By Jonathan Corbet
May 22, 2013
As reported in our
Linux Storage,
Filesystem, and Memory Management Summit coverage, the decision was
made to merge the
zswap compressed swap
cache subsystem while holding off on the rather more complex "zcache"
subsystem. But conference
decisions can often run into difficulties during the implementation process; that has proved to be the case here.
Zswap developer Seth Jennings duly submitted
the code for consideration for the 3.11 development cycle. He quickly
ran into opposition from zcache developer Dan Magenheimer; Dan had agreed
with the merging of zswap in principle, but he expressed concerns that zswap may perform
poorly in some situations. According to Dan, it would be better to fix
these problems before merging the code:
I think the real challenge of zswap (or zcache) and the value to
distros and end users requires us to get this right BEFORE users
start filing bugs about performance weirdness. After which most
users and distros will simply default to 0% (i.e. turn zswap off)
because zswap unpredictably sometimes sucks.
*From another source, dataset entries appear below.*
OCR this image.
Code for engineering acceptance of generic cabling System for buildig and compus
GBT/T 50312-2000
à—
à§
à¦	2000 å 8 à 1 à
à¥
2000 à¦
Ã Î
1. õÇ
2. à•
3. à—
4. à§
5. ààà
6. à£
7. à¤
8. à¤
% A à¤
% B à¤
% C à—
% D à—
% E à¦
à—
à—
The discussion went around in circles the way that in-kernel compression
discussions often do. In the end, though, the consensus among memory
management developers (but not Dan) was probably best summarized by Mel Gorman:
I think there is a lot of ugly in there and potential for weird
performance bugs. I ran out of beans complaining about different
parts during the review but fixing it out of tree or in staging
like it's been happening to date has clearly not worked out at all.
So the end result is likely to be that zswap will be merged for 3.11, but
with a number of warnings attached to it. Then, with luck, the increased
visibility of the code will motivate developers to prepare patches and
improve the code to a point where it is production-ready.